Top executives of the prominent crypto exchange face bribery charges over “unfair” coin listing.
CEO Kim Ik-hwan and COO Cho of Coinnest, one of the largest crypto exchanges in South Korea, have been indicted for accepting a bribe in return for listing an unexamined and fragile cryptocurrency called S Coin, the local media outlet Korea IT Times reported.
The financial investigation department of the Seoul Southern District Public Prosecutors’ Office announced that the two executives had been accused of receiving a bribe from the CEO of S Coin, the company pushing on its currency in order to get it listed on Coinnest.
The CEO of S Coin, whose name is also Kim, offered Kim Ik-hwan and Cho a kickback for help with the listing process, although the technology behind his coin was “weak,” according to Korea IT Times.
The Coinnest executives agreed to accept a bribe for a total amount of KRW1 billion, which is approximately $890,000, the news outlet adds.
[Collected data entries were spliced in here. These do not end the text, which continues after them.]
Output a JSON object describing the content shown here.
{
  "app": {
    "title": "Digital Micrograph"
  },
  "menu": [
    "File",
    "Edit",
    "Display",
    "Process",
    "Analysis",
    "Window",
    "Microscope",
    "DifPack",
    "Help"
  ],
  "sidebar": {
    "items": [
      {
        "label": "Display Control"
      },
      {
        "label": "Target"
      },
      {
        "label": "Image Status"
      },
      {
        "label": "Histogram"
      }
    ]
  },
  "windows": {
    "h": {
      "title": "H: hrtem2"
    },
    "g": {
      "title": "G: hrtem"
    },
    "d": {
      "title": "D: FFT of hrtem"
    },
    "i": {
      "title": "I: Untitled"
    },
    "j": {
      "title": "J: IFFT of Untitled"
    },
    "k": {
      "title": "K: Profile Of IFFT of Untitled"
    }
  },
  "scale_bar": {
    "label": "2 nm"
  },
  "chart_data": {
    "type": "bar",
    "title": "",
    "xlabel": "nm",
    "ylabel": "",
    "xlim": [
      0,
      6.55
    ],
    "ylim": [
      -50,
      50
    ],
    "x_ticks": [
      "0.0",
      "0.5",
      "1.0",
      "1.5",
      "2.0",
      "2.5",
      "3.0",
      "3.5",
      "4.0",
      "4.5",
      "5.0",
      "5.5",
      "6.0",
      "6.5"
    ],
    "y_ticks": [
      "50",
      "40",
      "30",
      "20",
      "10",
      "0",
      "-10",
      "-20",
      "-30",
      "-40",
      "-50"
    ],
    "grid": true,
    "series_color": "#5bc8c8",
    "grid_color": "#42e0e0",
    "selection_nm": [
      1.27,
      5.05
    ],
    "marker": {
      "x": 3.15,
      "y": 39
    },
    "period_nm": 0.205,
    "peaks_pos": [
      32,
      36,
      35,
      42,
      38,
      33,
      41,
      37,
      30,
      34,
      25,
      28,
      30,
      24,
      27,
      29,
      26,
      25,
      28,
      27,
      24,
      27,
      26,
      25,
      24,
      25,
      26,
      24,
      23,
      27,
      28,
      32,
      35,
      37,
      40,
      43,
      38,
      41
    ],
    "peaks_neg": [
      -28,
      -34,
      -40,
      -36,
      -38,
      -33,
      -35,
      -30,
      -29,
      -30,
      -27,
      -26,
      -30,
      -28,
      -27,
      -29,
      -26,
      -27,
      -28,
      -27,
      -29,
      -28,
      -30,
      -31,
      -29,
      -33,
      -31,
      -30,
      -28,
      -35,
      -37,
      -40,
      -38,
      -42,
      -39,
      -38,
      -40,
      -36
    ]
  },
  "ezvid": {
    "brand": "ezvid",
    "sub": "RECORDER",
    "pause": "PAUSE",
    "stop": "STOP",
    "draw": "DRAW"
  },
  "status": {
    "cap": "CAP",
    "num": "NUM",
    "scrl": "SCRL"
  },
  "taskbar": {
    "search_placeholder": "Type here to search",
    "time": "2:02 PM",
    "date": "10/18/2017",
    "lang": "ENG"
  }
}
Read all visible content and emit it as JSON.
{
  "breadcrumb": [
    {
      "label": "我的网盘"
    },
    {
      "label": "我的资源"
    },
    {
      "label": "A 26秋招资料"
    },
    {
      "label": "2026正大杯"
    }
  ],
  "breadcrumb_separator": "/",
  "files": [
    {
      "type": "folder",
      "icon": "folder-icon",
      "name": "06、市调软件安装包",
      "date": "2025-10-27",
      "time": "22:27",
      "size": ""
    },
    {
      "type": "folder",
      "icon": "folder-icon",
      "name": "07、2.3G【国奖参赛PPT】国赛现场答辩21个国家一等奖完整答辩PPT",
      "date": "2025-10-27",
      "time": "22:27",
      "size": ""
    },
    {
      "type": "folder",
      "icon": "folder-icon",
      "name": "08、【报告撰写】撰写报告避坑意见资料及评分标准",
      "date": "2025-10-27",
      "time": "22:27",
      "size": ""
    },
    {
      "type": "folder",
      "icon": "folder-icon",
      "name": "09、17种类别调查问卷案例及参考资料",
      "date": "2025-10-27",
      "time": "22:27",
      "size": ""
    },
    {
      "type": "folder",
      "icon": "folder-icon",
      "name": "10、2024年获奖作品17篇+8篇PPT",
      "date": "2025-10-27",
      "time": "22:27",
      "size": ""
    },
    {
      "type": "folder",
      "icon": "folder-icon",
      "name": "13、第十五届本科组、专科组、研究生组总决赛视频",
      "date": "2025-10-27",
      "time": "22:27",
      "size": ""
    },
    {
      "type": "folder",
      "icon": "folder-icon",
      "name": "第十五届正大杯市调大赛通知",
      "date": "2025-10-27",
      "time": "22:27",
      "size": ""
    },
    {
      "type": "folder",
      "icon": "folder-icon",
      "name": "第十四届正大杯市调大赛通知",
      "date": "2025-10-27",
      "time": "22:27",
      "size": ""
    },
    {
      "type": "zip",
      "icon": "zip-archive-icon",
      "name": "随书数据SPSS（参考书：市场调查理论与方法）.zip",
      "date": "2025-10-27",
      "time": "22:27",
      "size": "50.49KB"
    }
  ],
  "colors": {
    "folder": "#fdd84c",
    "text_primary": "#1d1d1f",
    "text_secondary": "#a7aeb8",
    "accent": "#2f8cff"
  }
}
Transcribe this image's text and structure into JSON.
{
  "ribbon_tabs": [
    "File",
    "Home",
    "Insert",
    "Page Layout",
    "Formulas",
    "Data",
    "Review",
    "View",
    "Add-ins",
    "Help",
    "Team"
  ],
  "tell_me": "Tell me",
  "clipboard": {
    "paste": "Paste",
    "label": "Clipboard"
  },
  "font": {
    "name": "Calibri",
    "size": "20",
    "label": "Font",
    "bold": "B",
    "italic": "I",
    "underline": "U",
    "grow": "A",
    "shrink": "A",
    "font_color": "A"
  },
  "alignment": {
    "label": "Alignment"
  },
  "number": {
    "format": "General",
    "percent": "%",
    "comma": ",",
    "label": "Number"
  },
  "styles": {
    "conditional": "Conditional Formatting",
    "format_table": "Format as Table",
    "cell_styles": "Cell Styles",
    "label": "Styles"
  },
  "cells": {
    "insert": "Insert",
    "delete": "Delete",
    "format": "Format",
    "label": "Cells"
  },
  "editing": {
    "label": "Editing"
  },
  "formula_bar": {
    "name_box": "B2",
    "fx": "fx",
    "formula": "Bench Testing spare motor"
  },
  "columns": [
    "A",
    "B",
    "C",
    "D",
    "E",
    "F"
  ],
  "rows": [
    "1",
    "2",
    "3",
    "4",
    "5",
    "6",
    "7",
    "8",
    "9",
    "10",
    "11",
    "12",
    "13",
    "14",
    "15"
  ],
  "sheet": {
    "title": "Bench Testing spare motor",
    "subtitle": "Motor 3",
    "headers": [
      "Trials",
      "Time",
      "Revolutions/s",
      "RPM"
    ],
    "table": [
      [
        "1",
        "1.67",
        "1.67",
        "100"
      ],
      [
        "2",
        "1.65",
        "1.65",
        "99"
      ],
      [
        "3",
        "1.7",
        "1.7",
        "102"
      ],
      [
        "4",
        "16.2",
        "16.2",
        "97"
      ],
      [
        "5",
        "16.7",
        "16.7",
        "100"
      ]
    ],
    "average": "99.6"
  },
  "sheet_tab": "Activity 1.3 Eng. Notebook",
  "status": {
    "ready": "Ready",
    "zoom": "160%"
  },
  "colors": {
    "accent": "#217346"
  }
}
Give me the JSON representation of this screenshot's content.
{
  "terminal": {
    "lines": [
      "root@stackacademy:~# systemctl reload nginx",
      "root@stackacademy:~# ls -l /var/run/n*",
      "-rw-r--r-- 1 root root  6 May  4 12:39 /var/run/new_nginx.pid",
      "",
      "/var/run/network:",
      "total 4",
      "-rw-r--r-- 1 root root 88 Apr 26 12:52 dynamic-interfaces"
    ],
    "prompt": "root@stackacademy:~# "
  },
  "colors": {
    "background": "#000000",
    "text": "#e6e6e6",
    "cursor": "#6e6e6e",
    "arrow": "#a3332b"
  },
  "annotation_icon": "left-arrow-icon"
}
The money was received in February of this year, mostly in bitcoins and partially in S Coins, and in return, Coinnest provided S Coin with “unfair” advantages.
Specifically, as the investigators explained, in order to speed up the listing process and the listing date, the Coinnest executives didn’t examine thoroughly the S coin technology, which in fact proved to be faulty.
Notably, this is not the first time that Kim Ik-hwan and Cho are accused of illegal activities and violating “the law on specific economic crimes, including fraud.” Back in April 2018, they were arrested and put on trial for alleged embezzling customer funds. At that time, they were accused of selling fake and non-existent coins, while Kim was also suspected of transferring clients’ funds to his own accounts. The previous case was precedent-setting in that an executive of a South Korean exchange was detained.